Furthermore, when a process or thread is bounded with one CPU, Linux kernal would not take it into the CPU schedule any more. As a result, the execution expense of the program would be largely reduced. For the Tile-Gx36 platform, the CPU affinity [31
] is set by the following steps. Firstly, procuring the affinity set of the program; secondly, bounding the task process with a specific CPU according to its unique index in CPU affinity. The details can be described in Table 2
Referring to the methods mentioned above, we can bound the decomposed tasks with multiple cores of Tile-Gx36. The control engine, virtual user engine and log engine are assigned with their own individual cores for processing. Each traffic generation engine is bounded with one core, thus the number of the traffic generation engine should be adjusted dynamically according to the restriction of the number of total cores. Moreover, Figure 8
describes the schematic diagram by specifying a CPU affinity setting for each process.
5.3.3. IPC Scheme
Not only task decomposition and mapping process, but also the IPC scheme is assigned in Many-Core processors. Pipe, message queues, Unix socket, signal and shared memory are currently the most widely used genre of IPCs. The Tile-Gx36 processor provide a new method, the UDN, which is used to improve data transfers among tiles. However, the UDN is used to send small packets with the size of no more than 128 bytes. If the packet is too large or receives buffer overflow, the system will lead to a deadlock.

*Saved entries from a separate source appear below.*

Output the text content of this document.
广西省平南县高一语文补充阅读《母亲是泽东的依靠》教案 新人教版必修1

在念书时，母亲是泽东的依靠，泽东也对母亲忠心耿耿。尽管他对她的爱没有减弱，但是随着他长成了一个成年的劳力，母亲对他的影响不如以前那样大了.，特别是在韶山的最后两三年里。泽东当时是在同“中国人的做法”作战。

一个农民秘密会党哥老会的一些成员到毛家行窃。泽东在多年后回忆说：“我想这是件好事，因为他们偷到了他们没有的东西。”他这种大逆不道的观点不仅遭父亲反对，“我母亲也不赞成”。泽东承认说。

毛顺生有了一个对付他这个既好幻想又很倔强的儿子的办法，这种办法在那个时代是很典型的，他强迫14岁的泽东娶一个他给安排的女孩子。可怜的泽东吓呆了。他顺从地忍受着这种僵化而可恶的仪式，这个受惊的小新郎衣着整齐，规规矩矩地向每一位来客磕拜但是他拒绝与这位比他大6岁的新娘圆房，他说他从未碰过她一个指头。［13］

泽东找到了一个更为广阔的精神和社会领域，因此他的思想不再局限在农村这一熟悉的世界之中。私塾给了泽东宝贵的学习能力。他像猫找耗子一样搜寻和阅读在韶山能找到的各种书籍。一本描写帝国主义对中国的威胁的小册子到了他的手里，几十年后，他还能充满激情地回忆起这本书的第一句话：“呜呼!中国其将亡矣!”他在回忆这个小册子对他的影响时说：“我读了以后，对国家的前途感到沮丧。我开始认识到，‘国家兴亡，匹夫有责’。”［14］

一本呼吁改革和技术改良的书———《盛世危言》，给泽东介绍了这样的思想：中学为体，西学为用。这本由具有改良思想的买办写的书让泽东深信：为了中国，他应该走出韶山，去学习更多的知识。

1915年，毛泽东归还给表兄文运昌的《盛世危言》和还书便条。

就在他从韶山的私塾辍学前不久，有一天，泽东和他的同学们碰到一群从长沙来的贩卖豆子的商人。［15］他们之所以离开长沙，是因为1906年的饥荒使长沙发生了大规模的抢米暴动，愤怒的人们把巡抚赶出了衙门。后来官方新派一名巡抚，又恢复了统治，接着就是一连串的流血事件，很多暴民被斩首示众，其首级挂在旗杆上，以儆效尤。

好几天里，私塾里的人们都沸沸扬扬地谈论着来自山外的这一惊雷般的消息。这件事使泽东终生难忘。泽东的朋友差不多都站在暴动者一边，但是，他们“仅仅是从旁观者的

In our real-time processing tasks, each layer requires good two-way communication to ensure better supervision and process scheduling. The Unix socket exhibits a very low transmission latency and meanwhile supports full duplex mode, which provides a much better bi-direction communication. Figure 9
shows the communication between each engine, which consists of two parts. One-way communication is adopted in the traffic generation module, control module and log processing module, while others use dual-way communication.
5.3.4. Dynamic Load-Balancing Based on the Minimum Number of Requests (DMR)
Due to the multiple traffic generation engines, dynamic load balancing is an important step to condition the parallel performance [32
]. When the virtual users engine produces a mass of requests, it is necessary to predict which traffic generation engine to respond. To overcome this issue, very common approaches need to be raised based on the polling algorithm, weighting algorithm and hash algorithm to solve the load-balancing problem [33
When the node performance of the traffic generation engine is basically the same, we can use a simple polling algorithm for load balancing. However, the traffic generation engine is based on the request object as a basic management unit, and the life cycle of each request object is not the same, leading to the evolution of the load being unpredictable. Furthermore, fast recovery of load-balancing can be very inefficient using a simpler approach, especially when it comes to a sudden increase in traffic or an abnormal process. In this paper, we present a dynamic load-balancing algorithm which accepts the dynamic change of the traffic generation engine based on the minimum number of requests (DMR). Each traffic generation process sends its own number of active requests to the virtual user layer in real-time. Then the load-balancing module updates the history record, and selects a traffic generation process with the smallest number of requests to send request messages. It can be classified as the weight class algorithm. The weight factor is the number of active requests in the process and the lower the weight, the higher the probability of selection.